Limitation or clarification of the auditor's responsibility
Statements apparently limiting or clarifying the auditor's responsibility are present in several ISAs. These should be considered individually to determine the best way to present them when redrafting an ISA. As a general rule, we do not favour introducing such statements into the Requirements section as they are neither requirements nor form conditions precedent and, if included there as explanatory material, they detract from the clarity of the requirements.
Statements that are sufficiently important should be included in the Introduction section where that is necessary to elaborate on the scope or context of the particular ISA. Other statements should be included in the A&OEM section.
Timing of requirements
We have commented above, under the heading Conditions precedent that wording intended to place a requirement at a particular stage of the audit could be interpreted as a condition precedent and restrict its application.
The preferred timing of a requirement is a matter that should be considered on a consistent basis for all ISAs. If sufficiently important, the timing of a requirement should itself be a requirement; if timing is not critical, the preferred timing should be indicated by guidance material or left unstated. It should be remembered that many of the requirements depend on others and that the introduction of explicit mention of timing (or similar rephrasing of a requirement) should not be undertaken lightly.
Communication of audit matters with those charged with governance
Several ISAs include requirements to communicate with those charged with governance. Proposed ISA 260 Communication of Audit Matters with Those Charged with Governance contains wording to take account of the circumstance when all of those charged with governance are involved in managing the entity.

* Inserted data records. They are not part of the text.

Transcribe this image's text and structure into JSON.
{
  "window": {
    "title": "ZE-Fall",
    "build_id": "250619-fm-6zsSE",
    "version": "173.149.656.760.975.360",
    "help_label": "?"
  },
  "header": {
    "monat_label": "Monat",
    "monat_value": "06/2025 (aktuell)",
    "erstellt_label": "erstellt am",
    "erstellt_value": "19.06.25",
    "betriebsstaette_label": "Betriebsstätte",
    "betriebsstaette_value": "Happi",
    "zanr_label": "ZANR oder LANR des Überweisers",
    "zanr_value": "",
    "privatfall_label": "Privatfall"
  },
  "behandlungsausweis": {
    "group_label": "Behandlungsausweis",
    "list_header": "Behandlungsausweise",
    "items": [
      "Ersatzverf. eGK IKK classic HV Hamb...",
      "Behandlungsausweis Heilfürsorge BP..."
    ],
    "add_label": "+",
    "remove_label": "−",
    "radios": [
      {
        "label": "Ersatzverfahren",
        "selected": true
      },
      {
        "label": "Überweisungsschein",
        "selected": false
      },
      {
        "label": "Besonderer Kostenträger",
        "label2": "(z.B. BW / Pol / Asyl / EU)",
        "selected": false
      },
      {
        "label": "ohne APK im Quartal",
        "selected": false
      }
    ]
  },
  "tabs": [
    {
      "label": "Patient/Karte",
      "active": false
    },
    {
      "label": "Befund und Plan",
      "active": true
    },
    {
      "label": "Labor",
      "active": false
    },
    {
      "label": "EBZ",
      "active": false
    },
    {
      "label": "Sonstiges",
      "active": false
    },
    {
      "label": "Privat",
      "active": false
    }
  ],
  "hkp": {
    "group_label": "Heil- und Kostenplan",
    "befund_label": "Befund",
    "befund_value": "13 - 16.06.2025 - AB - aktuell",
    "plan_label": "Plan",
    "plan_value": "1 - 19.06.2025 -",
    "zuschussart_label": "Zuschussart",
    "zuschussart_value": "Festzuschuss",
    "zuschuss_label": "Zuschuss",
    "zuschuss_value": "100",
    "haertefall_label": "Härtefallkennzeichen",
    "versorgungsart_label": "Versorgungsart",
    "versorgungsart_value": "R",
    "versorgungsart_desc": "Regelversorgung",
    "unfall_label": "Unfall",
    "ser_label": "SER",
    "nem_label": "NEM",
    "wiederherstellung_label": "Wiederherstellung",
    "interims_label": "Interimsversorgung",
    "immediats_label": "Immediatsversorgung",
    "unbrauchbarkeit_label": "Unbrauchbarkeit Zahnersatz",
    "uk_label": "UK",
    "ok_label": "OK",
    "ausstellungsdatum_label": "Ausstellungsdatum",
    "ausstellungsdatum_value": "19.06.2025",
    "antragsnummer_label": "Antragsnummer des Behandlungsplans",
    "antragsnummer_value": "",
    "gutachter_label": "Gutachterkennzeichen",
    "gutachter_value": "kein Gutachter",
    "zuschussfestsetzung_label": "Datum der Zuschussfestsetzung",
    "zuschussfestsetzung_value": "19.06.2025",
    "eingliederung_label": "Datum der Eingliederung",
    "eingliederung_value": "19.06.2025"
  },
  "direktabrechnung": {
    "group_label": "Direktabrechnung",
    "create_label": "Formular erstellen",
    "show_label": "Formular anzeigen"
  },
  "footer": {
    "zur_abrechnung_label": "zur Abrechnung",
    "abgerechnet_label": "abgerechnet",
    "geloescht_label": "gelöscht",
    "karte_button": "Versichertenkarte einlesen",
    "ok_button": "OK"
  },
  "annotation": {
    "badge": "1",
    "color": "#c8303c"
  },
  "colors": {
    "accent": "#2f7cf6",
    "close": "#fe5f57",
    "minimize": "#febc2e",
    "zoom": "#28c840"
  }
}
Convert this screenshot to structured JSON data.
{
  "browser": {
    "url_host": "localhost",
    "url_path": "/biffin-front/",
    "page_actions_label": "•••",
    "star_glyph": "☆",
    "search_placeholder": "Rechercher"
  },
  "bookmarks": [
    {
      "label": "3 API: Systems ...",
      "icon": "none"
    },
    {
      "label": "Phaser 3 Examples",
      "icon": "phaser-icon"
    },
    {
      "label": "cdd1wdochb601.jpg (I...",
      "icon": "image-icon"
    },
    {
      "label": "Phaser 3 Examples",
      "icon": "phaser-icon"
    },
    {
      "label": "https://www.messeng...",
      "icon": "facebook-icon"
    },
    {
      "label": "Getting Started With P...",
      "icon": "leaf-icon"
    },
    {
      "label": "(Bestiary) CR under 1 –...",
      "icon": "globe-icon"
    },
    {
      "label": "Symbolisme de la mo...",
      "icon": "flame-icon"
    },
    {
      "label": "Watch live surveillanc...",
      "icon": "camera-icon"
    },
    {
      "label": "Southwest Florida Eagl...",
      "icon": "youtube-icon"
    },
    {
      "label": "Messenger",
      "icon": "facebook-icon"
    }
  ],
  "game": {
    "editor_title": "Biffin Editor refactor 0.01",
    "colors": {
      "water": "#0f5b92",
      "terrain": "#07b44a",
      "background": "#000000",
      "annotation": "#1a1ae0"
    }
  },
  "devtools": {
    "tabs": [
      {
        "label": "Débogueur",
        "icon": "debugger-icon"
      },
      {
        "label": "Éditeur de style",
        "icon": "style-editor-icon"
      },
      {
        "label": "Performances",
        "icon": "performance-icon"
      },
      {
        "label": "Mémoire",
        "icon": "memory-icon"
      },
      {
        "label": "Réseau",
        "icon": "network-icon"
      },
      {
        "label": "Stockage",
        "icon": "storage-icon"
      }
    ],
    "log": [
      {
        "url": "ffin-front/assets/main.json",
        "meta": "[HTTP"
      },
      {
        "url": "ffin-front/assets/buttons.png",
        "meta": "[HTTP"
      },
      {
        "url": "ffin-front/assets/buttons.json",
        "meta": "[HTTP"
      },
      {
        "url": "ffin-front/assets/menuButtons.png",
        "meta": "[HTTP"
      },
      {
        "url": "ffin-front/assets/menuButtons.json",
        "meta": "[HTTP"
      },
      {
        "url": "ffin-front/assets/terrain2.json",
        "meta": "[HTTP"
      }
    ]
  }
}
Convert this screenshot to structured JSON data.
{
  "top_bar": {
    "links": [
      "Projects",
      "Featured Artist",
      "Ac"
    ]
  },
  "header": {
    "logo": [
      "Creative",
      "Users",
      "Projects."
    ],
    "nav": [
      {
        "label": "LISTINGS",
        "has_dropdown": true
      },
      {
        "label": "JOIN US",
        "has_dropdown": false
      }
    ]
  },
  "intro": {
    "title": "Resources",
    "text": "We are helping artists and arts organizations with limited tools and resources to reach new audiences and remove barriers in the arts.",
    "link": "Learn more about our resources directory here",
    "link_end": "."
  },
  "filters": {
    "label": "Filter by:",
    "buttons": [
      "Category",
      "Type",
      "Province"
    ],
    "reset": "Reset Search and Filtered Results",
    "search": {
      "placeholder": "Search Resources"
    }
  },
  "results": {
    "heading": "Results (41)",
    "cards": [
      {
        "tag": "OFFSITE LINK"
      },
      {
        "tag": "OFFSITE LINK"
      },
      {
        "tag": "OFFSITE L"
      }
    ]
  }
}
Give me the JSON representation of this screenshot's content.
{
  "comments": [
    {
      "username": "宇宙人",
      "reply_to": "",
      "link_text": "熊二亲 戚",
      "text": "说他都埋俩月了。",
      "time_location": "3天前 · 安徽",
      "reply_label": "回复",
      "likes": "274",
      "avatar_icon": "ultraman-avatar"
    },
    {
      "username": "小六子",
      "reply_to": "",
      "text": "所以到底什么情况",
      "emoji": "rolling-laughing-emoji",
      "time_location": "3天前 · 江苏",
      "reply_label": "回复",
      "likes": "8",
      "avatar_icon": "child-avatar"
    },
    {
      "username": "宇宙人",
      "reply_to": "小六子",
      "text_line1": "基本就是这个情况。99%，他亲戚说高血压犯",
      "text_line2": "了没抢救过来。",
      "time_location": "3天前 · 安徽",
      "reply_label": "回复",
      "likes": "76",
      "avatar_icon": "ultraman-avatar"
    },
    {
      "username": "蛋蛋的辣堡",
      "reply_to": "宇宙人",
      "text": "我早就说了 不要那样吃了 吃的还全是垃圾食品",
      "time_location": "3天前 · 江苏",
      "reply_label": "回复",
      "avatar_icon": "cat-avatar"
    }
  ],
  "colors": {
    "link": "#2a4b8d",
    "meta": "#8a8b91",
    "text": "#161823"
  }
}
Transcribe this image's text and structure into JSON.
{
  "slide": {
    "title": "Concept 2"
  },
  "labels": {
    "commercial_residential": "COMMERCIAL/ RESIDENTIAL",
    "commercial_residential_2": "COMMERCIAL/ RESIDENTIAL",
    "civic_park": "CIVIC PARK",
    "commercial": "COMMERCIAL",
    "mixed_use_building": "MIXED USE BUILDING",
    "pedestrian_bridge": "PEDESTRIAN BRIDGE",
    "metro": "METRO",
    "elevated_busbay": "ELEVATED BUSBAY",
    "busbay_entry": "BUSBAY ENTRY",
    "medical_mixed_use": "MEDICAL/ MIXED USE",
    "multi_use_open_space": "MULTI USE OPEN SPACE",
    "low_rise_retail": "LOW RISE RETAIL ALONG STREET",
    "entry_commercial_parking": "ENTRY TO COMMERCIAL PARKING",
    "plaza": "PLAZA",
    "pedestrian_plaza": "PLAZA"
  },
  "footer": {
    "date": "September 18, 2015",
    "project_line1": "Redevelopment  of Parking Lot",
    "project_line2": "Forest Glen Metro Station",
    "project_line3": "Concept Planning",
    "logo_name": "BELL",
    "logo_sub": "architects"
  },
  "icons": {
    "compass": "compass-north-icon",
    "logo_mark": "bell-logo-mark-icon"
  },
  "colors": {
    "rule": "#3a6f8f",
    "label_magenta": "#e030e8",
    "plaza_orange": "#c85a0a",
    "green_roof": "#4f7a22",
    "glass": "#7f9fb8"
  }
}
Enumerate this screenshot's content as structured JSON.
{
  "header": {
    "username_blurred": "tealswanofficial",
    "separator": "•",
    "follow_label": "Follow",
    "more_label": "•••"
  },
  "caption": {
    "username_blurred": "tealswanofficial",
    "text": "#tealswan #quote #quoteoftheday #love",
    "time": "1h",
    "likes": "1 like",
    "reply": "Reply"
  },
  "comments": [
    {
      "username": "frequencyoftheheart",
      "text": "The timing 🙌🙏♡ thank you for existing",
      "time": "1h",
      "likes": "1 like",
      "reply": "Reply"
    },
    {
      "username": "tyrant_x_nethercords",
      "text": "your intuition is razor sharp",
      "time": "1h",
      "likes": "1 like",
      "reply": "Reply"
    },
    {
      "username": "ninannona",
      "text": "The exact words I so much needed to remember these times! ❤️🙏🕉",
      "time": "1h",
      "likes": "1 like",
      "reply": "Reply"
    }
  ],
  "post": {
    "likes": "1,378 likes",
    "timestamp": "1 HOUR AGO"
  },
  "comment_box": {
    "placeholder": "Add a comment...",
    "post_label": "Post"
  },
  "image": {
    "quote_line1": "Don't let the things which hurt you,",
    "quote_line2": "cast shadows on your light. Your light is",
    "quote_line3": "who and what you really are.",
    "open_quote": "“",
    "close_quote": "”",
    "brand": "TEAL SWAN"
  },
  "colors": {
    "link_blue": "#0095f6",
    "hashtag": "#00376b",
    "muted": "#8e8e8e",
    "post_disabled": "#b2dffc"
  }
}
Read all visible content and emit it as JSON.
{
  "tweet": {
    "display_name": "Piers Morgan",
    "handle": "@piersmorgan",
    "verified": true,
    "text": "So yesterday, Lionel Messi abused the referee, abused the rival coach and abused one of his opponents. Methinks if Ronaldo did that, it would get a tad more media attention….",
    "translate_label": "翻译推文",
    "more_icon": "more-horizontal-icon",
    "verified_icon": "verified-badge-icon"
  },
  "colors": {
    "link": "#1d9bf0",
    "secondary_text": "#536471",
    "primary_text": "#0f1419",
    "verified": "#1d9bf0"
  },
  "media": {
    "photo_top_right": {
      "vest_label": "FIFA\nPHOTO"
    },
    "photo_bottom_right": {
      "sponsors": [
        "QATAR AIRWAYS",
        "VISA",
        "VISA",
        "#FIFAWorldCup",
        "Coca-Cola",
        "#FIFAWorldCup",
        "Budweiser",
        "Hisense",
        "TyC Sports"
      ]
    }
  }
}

An appropriate method of recognising such circumstances is needed for the Clarity project. Consistent with our view on the exclusion of explanatory material from the Requirements section, we suggest that a cross-reference be made in the A&OEM section to the related material in ISA 260.
1 For example, proposed ISA 200 paragraph 5 states that '...the overall objective of the independent auditor is to obtain reasonable assurance about whether the financial statements as a whole are free from material misstatement, whether due to fraud or error...' there is no separate mention of non-compliance with laws and regulations.
2 Proposed ISA 570 Going Concern used the words: 'performing risk assessment procedures to obtain an understanding of the entity'; one form ought to be used consistently.
3 The text is taken from Agenda Item 6C of the IAASB Main Agenda (July 2007).
4 International Standards on Auditing (UK and Ireland) Proposed Standards on Auditing and associated pronouncements issued for comment by the Auditing Practices Board, Comments from ACCA, September 2004:
5 For example, in our April 2007 response to proposed ISA 230 Audit Documentation we explained the difficulty of using the words 'in exceptional circumstances' in paragraph 10 of that proposed ISA.